Im Gedenken an Anna Mettbach

Nachruf

Darmstadt, den 24.11.2015

Wir trauern um Anna Mettbach, die am vergangenen Montag im Alter von 89 Jahren von uns gegangen ist.

Anna_Mettbach_Bundesverdienstkreuz
Anna Mettbach mit Hessens Ministerpräsident Volker Bouffier und dem Vorsitzenden des Landesverbandes Adam Strauß bei der Verleihung des Bundesverdienstkreuzes 2012

Anna Mettbach wurde 1926 in Ulfa (Wetterau) geboren und 1942 als Sechzehnjährige von Schweinfurt aus nach Auschwitz verschleppt. 1944 wurde sie in das Konzentrationslager Ravensbrück verbracht und musste bei Siemens in Wolkenburg (Sachsen) Zwangsarbeit leisten. Kurz vor Kriegsende wurde sie auf einen Todesmarsch in das Konzentrationslager Dachau geschickt.

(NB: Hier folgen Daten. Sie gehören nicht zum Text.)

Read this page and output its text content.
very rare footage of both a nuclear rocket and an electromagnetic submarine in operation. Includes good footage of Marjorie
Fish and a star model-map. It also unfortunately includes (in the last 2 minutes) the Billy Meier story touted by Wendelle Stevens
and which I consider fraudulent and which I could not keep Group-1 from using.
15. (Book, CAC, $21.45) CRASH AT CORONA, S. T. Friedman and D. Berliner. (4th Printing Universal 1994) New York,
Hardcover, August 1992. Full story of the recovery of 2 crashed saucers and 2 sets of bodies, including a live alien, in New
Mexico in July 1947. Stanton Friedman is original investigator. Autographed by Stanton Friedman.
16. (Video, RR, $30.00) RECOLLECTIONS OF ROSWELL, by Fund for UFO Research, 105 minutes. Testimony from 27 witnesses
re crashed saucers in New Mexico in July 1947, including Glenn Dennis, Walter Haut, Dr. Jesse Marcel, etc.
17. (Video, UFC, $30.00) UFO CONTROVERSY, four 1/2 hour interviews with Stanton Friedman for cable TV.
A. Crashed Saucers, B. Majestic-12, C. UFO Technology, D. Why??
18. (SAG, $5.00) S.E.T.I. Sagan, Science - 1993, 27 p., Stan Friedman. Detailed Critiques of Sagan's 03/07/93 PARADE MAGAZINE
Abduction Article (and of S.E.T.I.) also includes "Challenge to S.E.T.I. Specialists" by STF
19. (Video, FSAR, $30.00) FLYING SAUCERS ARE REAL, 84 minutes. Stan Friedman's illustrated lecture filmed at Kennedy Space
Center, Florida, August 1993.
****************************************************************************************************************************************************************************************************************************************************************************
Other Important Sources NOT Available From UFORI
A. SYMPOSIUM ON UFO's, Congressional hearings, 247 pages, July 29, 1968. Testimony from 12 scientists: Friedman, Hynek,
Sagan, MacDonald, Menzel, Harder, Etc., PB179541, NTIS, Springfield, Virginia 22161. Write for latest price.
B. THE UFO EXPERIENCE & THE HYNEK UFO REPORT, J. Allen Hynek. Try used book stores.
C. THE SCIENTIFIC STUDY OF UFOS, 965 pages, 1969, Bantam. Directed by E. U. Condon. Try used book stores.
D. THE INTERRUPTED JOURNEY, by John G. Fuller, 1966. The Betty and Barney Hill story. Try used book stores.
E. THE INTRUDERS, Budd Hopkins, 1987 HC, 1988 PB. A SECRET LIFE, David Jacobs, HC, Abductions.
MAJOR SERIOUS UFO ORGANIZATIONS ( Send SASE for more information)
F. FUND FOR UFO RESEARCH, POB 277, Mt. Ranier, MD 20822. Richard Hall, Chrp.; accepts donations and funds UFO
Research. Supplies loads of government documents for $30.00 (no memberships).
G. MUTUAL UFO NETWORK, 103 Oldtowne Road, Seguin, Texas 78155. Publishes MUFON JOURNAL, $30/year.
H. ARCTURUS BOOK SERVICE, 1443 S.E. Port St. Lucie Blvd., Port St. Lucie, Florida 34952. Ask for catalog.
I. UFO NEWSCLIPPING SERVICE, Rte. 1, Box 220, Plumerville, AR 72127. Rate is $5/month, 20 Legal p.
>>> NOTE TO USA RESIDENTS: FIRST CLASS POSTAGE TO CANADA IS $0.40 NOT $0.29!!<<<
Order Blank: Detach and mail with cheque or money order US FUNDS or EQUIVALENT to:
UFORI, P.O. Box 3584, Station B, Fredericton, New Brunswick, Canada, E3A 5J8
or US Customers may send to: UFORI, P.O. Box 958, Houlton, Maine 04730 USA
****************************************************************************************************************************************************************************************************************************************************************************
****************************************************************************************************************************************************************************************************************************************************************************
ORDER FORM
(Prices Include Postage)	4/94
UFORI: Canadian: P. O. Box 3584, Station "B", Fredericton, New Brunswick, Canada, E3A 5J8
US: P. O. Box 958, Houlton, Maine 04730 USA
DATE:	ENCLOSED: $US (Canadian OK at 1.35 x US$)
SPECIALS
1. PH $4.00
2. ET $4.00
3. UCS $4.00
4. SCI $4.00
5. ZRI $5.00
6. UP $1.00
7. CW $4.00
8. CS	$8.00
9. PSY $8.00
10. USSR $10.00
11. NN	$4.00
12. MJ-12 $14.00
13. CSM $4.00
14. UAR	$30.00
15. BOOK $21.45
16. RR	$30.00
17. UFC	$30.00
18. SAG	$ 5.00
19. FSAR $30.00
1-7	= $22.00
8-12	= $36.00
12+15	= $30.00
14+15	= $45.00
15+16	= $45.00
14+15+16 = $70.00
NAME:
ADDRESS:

Zu den unmenschlichen Grausamkeiten, die ihr und ihrer Familie angetan wurden, schwieg sie lange Zeit. Der Völkermord an den Sinti und Roma wurde in der Nachkriegszeit verleugnet, vertuscht und gerechtfertigt. So lehnte etwa Anna Mettbachs Krankenkasse die von ihr beantragte Kostenübernahme für die Entfernung der in Auschwitz eintätowierten Häftlingsnummer mit der Begründung ab, es würde sich um eine Schönheitsoperation handeln.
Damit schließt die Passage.